The story is told that after the death of the US millionaire John Rockefeller, then one of the world’s richest men, a reporter asked one of his aides, “How much did he leave behind when he died?” The reporter expected that he be given an answer in US dollars. However the aide calmly replied, “Everything.” As the late Cardinal Archbishop of Chicago, Francis George, was fond of reminding anyone who would care to listen, “the only things we can bring with us to the next life are the ones we have given away”.
Perhaps that was part of the dilemma of the rich young man that we come across in this weekend’s gospel. I find him one of the most sympathetic and yet tragic figures in all of scripture. We can easily build up a picture of this energetic and thoughtful young man. I imagine him to be a good son, considerate and caring. He would have been aware of the plight of those around him and done his bit to lighten their load. He would have said his prayers and gone regularly to the synagogue. At school he would have been popular, in the family unit he would have been the peacemaker, to the outsider he would have looked like the perfect child.
It is this young man who approaches Jesus, drops to his knees, and pops the 64 thousand question: “Good teacher, what must I do to inherit eternal life?” I imagine for Jesus it must have been one of those tedious questions that he was asked over and over again. A bit like the dentist being asked what must I do to avoid getting fillings or the dietician who gets asked what must I do to avoid getting fat! So Jesus gives him the stock reply, observe the commandments!

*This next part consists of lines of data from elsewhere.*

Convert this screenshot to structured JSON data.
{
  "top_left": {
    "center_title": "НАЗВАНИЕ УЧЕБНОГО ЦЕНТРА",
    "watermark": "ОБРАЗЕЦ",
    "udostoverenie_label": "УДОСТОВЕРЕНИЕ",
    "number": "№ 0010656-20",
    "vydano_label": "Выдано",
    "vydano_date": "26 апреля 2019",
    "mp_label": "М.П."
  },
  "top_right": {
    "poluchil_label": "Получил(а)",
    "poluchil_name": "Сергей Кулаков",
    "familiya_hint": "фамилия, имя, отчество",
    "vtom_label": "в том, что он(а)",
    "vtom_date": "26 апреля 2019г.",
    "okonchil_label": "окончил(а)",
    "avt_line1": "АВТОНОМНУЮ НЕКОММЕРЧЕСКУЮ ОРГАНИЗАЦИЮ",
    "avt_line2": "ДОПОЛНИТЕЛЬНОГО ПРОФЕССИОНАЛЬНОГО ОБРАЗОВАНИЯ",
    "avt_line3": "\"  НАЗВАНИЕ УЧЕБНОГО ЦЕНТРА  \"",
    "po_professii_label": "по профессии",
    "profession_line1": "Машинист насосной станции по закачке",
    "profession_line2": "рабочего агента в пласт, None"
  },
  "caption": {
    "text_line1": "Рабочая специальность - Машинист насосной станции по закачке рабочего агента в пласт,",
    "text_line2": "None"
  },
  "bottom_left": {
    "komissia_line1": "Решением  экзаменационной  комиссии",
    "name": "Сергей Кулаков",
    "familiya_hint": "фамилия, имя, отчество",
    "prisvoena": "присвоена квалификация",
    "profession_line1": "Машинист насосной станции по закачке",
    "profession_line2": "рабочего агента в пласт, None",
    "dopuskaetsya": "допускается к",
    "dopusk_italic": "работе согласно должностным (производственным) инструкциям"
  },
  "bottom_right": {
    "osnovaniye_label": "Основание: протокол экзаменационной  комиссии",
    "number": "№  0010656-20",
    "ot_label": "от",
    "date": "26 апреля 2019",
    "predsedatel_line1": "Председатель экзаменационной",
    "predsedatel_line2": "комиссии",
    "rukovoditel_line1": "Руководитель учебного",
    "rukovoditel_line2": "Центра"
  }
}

But the young man is ready for him because he has done all that since he was a kid, what he wants to know is what more do I need to do – he is up for any challenge! So Jesus tells him, “You are lacking in one thing. Go, sell what you have, and give to the poor and you will have treasure in heaven; then come, follow me.” You feel for the idealistic young man and his sudden dilemma. And yet, I find his response as one of the saddest in all because it is the only occasion in the gospels where the call of Jesus to follow him was refused! “At that statement his face fell, and he went away sad, for he had many possessions.”

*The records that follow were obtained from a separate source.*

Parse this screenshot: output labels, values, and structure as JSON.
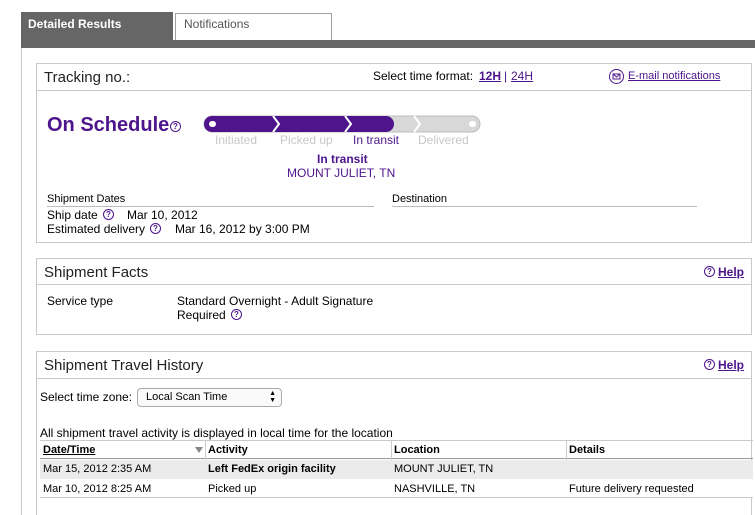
{
  "tabs": {
    "active": "Detailed Results",
    "inactive": "Notifications"
  },
  "tracking": {
    "label": "Tracking no.:",
    "time_format_label": "Select time format:",
    "fmt_12": "12H",
    "fmt_sep": "|",
    "fmt_24": "24H",
    "email_link": "E-mail notifications",
    "status": "On Schedule",
    "steps": [
      "Initiated",
      "Picked up",
      "In transit",
      "Delivered"
    ],
    "current_status": "In transit",
    "current_location": "MOUNT JULIET, TN",
    "shipment_dates_label": "Shipment Dates",
    "destination_label": "Destination",
    "ship_date_label": "Ship date",
    "ship_date_value": "Mar 10, 2012",
    "est_delivery_label": "Estimated delivery",
    "est_delivery_value": "Mar 16, 2012 by 3:00 PM"
  },
  "facts": {
    "title": "Shipment Facts",
    "help": "Help",
    "service_label": "Service type",
    "service_value": "Standard Overnight - Adult Signature",
    "service_value2": "Required"
  },
  "history": {
    "title": "Shipment Travel History",
    "help": "Help",
    "tz_label": "Select time zone:",
    "tz_value": "Local Scan Time",
    "note": "All shipment travel activity is displayed in local time for the location",
    "columns": [
      "Date/Time",
      "Activity",
      "Location",
      "Details"
    ],
    "rows": [
      [
        "Mar 15, 2012 2:35 AM",
        "Left FedEx origin facility",
        "MOUNT JULIET, TN",
        ""
      ],
      [
        "Mar 10, 2012 8:25 AM",
        "Picked up",
        "NASHVILLE, TN",
        "Future delivery requested"
      ]
    ]
  },
  "colors": {
    "brand_purple": "#4d148c",
    "tab_gray": "#666666",
    "border": "#c9c9c9",
    "row_alt": "#ebebeb"
  },
  "progress": {
    "completed_steps": 3,
    "total_steps": 4
  }
}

For the rich young man we know what was the one thing that was lacking! His inability to let go of that one thing invariably led to his rejection of Jesus’ invitation to “come, follow me”. But what about us? Are we so different? Sure, we are not in the same league as a Bill Gates, Mark Zuckerberg, Twiggy Forrest, Clive Palmer or a John Rockefeller but that misses the point! It is not necessarily about wealth but rather what obstacles we place between ourselves and accepting Jesus invitation to “come, follow me”. Each one of us possess riches beyond compare! The ability to forgive, the power to build up, the capacity for compassion, the imagination to make a difference, the gift to set a person free. Riches that if used radically and freely can dramatically change our relationships, family units, circle of friends, interactions with our work colleagues and involvement in our parish family.
That is why we are all so much like the rich young man in today’s gospel. The choice is ours, now, if during the coming week we end up being a mirror image of one of the saddest characters found in the pages of scripture or have we the courage to accept Jesus’ invitation to let go and “come, follow me”.